There were, however, splendid performances by Deborah Voigt and by the Met Orchestra under Fabio Luisi. Voigt is a highly versatile singer, but she is perhaps best known for her interpretations Richard Strauss roles. She sang Chrysothemis in the Met premiere of this Otto Schenk production in 1992, after making her sensational Met debut the year before. This is the fifth time she has sung the role at the Met, and she brought to it a beautiful rich gleaming sound, a thrilling top, and power to spare. Her performance as a young woman grieving both for her lost father but also for her thwarted and unfulfilled life, was extremely touching.

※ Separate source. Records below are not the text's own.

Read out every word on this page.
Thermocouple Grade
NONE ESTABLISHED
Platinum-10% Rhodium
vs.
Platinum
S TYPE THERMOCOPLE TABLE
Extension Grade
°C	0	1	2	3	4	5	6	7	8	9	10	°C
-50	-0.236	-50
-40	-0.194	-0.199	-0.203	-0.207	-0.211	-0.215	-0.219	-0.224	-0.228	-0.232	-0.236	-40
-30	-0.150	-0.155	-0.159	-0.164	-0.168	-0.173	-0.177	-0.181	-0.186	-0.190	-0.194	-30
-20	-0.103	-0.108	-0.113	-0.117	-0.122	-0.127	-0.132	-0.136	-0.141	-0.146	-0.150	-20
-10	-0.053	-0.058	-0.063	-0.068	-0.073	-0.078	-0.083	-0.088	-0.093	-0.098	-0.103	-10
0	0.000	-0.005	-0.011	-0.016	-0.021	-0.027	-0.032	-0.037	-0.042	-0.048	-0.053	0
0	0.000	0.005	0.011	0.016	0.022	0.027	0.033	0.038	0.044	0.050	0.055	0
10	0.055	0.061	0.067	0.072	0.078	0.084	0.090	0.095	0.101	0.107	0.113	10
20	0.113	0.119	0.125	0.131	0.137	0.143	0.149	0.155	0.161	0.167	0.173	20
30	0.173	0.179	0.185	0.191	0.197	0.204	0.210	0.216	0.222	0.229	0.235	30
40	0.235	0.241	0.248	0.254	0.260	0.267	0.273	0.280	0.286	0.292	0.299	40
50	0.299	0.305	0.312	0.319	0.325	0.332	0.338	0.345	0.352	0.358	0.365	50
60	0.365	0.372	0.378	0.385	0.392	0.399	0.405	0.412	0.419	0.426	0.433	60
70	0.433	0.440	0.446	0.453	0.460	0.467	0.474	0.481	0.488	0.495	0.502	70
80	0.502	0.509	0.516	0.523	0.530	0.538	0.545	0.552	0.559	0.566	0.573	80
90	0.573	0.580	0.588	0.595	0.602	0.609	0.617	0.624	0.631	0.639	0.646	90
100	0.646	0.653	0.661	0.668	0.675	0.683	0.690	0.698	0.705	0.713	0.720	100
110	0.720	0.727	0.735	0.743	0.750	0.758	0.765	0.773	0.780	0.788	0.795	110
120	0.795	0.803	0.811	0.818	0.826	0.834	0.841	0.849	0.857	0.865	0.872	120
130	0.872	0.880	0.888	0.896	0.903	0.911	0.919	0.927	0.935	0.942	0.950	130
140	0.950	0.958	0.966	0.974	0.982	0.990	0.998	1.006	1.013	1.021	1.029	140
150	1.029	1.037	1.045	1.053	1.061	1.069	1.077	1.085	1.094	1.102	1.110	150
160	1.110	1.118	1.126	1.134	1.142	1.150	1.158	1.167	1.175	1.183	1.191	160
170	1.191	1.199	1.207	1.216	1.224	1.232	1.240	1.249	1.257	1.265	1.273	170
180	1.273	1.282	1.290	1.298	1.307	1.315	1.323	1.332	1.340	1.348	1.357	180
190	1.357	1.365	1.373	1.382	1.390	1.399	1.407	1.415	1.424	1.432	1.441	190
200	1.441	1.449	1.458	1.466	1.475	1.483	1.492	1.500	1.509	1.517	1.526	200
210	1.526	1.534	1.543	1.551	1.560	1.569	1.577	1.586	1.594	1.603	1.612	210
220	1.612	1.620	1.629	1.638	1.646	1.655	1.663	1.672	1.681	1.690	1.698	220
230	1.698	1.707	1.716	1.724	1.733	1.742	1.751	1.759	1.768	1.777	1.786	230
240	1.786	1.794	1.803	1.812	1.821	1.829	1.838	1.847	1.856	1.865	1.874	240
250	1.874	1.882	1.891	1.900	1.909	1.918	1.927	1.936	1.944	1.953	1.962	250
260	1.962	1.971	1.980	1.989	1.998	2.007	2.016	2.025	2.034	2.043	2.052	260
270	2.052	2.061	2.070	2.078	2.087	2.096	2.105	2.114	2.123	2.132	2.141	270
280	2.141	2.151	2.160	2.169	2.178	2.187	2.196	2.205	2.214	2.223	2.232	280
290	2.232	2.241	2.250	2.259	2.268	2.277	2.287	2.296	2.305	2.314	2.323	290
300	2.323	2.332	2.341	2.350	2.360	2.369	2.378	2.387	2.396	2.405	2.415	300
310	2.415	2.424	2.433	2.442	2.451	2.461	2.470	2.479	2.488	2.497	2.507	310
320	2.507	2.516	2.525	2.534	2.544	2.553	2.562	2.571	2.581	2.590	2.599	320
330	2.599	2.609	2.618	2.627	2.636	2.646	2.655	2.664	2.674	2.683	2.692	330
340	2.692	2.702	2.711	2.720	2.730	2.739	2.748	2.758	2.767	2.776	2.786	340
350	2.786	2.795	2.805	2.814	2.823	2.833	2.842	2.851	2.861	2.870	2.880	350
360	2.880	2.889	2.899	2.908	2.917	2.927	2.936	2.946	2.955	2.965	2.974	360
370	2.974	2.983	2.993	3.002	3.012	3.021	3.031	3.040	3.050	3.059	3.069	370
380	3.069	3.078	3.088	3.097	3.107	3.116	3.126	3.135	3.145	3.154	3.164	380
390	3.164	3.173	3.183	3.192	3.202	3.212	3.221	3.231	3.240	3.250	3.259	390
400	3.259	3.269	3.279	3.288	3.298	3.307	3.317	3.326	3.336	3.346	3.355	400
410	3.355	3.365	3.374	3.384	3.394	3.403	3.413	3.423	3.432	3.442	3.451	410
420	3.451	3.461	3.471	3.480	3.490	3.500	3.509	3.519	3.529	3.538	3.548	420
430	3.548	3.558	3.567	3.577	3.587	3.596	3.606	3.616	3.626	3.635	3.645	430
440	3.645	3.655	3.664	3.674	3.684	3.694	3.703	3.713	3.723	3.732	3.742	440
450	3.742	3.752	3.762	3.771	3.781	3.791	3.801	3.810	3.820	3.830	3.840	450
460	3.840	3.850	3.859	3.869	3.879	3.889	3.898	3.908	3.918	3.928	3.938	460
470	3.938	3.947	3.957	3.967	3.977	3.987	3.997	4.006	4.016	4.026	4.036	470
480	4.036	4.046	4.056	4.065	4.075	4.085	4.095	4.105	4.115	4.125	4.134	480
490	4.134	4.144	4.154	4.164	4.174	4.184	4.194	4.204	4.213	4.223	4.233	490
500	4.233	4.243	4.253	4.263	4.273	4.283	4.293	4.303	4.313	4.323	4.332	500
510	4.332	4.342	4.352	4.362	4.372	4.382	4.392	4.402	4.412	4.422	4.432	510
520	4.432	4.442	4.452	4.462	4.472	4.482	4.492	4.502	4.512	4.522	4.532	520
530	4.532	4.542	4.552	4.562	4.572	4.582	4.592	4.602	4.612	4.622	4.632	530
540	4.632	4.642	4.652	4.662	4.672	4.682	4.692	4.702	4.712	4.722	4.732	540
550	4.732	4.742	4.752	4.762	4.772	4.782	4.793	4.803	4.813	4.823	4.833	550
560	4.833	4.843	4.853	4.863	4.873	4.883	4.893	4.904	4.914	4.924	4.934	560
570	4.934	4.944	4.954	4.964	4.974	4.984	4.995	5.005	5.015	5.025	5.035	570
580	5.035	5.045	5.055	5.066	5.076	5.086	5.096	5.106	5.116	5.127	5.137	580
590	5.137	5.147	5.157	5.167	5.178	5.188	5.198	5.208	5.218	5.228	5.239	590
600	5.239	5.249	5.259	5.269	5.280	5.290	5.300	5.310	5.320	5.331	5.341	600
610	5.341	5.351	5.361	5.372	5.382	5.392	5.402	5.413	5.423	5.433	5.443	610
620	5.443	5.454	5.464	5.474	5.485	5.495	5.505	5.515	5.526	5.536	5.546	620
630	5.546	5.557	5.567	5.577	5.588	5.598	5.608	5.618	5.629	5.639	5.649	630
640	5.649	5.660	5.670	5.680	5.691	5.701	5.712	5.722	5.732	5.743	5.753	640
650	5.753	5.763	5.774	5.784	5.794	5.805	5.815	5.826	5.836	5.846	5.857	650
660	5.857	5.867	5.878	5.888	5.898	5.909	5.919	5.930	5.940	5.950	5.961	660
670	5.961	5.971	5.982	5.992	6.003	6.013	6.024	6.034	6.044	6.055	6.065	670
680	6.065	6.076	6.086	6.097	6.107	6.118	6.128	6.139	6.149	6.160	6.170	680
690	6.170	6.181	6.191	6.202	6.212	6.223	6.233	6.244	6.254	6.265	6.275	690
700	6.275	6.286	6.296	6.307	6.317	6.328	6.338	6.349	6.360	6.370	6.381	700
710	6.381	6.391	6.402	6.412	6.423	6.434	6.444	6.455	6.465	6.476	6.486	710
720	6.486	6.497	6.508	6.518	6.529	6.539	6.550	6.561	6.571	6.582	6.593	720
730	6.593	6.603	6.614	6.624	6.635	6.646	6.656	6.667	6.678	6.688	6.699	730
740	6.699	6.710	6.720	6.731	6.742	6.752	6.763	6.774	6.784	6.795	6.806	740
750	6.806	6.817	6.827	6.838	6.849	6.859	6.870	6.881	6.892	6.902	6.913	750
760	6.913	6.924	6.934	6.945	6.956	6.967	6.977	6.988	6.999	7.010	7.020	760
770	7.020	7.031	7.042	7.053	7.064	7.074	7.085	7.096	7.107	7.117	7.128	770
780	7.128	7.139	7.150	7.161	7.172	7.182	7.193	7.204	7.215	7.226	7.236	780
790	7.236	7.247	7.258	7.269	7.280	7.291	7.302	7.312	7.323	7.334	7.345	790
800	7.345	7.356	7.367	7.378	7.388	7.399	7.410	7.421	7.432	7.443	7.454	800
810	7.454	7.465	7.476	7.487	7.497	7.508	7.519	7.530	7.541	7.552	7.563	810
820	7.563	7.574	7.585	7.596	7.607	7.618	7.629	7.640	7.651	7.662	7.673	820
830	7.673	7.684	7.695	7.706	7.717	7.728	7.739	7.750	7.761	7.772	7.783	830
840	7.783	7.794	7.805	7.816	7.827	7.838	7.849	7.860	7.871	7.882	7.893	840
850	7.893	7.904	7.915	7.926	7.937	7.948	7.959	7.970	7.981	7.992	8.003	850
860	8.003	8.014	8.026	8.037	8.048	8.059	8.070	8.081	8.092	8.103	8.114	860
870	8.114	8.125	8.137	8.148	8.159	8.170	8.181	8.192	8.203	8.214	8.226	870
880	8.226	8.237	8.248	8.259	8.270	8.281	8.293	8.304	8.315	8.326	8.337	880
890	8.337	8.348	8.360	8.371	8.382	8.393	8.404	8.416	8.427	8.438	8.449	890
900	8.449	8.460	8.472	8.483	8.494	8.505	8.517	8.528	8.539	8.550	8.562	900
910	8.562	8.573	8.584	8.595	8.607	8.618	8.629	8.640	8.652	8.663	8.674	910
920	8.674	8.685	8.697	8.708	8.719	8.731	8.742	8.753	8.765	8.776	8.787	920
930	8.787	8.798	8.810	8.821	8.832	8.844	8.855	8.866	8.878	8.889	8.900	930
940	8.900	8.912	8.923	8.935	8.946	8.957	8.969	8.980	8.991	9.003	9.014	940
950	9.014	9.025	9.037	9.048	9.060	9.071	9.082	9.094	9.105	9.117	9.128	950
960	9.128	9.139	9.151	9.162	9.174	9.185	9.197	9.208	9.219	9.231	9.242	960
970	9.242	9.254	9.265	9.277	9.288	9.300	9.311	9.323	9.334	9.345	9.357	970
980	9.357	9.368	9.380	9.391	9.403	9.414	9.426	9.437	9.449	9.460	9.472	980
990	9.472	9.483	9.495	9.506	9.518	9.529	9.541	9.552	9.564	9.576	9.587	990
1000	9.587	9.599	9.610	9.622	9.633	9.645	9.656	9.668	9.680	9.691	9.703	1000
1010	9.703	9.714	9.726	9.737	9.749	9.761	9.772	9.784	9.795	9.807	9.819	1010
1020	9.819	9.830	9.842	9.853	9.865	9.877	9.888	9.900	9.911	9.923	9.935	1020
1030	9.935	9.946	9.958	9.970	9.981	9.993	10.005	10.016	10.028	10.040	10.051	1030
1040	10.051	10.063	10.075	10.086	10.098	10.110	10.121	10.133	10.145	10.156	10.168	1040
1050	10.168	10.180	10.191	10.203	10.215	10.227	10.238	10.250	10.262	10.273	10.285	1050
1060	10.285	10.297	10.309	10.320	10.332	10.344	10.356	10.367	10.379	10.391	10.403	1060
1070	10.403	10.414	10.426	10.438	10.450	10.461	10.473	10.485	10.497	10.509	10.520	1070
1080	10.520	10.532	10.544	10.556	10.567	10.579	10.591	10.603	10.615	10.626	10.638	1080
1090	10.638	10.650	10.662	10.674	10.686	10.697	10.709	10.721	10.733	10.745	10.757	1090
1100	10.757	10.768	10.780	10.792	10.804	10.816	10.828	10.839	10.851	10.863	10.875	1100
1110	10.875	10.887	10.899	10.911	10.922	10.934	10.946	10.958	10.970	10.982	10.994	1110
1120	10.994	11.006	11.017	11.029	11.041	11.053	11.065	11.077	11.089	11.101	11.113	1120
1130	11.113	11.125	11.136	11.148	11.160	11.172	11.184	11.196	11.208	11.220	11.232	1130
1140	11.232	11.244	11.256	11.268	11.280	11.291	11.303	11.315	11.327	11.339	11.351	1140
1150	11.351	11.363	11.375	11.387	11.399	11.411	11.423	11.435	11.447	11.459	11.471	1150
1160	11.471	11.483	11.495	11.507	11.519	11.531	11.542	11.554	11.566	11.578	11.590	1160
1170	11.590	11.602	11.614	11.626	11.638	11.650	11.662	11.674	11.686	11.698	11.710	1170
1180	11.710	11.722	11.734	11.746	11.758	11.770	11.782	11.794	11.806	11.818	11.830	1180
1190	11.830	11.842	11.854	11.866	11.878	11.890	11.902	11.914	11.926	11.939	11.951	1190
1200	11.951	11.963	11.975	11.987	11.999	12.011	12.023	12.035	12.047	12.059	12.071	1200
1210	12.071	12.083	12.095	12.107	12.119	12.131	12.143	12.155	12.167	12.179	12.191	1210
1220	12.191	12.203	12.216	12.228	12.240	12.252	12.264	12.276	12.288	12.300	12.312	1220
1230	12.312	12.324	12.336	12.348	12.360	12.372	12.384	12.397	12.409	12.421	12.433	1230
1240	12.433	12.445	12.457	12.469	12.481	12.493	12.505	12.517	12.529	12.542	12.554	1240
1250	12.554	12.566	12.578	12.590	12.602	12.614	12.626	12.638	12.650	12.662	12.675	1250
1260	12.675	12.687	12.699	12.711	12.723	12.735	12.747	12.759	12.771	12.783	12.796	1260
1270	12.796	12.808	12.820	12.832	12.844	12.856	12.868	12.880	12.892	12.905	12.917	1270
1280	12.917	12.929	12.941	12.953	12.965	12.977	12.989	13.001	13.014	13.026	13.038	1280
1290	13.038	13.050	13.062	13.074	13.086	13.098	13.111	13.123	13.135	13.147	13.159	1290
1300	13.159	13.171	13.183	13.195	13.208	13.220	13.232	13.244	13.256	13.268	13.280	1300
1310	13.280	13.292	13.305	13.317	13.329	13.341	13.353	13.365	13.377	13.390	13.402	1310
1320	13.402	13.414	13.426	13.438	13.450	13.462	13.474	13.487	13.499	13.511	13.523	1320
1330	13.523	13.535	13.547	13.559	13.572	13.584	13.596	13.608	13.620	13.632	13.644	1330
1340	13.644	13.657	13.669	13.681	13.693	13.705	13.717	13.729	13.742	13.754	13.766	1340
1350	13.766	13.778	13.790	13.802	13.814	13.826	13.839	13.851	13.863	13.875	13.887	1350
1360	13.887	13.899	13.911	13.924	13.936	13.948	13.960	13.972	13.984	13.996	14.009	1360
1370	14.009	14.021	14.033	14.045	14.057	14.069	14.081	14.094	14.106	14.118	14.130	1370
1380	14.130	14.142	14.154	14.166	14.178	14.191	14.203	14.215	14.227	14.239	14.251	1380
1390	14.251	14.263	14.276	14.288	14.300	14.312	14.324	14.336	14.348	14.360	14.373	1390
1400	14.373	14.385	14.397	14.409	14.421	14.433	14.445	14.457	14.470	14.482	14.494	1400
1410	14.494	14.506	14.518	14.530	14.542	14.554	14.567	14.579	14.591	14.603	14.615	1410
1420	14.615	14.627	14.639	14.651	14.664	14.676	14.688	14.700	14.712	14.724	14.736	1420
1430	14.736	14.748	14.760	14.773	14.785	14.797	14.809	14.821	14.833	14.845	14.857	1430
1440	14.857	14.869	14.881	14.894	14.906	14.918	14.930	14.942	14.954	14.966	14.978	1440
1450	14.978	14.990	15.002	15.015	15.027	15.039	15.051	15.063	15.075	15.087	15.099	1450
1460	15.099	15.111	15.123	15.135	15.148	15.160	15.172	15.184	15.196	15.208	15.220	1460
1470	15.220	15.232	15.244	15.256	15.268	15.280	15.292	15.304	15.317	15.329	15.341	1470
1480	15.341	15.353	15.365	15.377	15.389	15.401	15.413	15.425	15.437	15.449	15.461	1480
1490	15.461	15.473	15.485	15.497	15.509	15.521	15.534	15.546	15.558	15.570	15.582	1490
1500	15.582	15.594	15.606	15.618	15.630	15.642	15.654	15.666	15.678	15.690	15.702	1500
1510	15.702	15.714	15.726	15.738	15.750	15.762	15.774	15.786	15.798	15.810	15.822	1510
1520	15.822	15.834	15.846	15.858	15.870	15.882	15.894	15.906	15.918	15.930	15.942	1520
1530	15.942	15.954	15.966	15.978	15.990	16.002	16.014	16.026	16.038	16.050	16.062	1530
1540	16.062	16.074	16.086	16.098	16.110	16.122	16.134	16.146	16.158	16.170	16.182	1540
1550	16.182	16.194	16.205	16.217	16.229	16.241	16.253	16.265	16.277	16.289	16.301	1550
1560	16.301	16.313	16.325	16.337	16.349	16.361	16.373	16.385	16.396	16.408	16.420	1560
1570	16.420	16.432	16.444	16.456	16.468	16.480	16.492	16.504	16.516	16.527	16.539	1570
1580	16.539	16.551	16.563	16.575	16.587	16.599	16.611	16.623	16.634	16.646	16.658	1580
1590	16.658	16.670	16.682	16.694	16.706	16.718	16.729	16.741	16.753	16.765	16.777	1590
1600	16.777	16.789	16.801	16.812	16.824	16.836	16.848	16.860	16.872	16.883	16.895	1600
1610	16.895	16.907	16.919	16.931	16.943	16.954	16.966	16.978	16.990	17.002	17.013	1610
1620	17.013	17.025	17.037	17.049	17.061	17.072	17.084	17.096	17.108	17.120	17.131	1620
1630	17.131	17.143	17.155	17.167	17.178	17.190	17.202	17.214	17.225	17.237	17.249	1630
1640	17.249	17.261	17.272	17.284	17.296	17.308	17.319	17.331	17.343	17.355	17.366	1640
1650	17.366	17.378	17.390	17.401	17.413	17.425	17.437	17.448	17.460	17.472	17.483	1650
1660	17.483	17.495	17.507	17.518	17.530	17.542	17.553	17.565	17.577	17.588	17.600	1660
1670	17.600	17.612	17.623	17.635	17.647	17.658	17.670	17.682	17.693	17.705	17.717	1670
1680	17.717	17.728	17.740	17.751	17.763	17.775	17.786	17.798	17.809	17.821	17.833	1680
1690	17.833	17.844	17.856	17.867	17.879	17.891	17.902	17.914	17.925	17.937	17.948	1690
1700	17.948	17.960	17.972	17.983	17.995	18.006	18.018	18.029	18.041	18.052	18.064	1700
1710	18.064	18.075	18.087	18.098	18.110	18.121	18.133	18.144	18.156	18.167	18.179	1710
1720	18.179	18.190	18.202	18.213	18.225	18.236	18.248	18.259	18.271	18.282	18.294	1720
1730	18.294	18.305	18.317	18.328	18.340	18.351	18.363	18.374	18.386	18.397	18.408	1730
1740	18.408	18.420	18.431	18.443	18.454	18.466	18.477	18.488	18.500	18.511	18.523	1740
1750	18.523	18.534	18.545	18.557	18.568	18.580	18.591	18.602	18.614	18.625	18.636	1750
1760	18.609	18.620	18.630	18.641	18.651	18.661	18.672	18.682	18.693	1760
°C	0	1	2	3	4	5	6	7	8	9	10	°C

Strauss wrote Elektra for a huge orchestra of forty-one wind instruments including five clarinets, two basset-horns, tubas and a large string section divided into sub-sections. He used a variety of harmonic techniques – including extreme dissonance and polytonality verging on atonality – to conjure up a nightmare world, musically embodying Elektra’s increasingly attenuated hold on sanity and Klytämnestra’s recurring dreams about her melting bone marrow, as well as the bizarre sacrifices that she made in a vain attempt to expiate her guilt. But there are also moments of incredible lyricism – ethereal and poignant -- the most moving of which come during Elektra’s reminiscences of her childhood and her reunion with Orest.


Fabio Luisi, who made his Met debut in 2005, conducts two operas this season, Mozart’s Le Nozze di Figaro and Elektra. Here, he was in total command of his marvelous resources, unleashing power when required, and scaling down to illluminate details, often stunningly beautiful, in Strauss’s marvelously varied orchestral palette.


Felicity Palmer as Klytämnestra, gave an extraordinary performance as a tormented woman, desperate to put an end to her horrifying nightmares. She sang with a plush, deep tone. She was terrified and terrifying, fearful and frightening. Once again, she demonstrated that she is a singing actress who can do almost anything. Russian bass Evgeny Nikitin gave a dignified and touching portrayal as Orest, stunned and angered to find his sister so degraded. His acting seemed a bit wooden but that could well be due to the direction. Wolfgang Schmidt as Aegisthus sang with power and the requisite authority. The maid servants all sang well, although they would have benefitted from a bit more stage direction.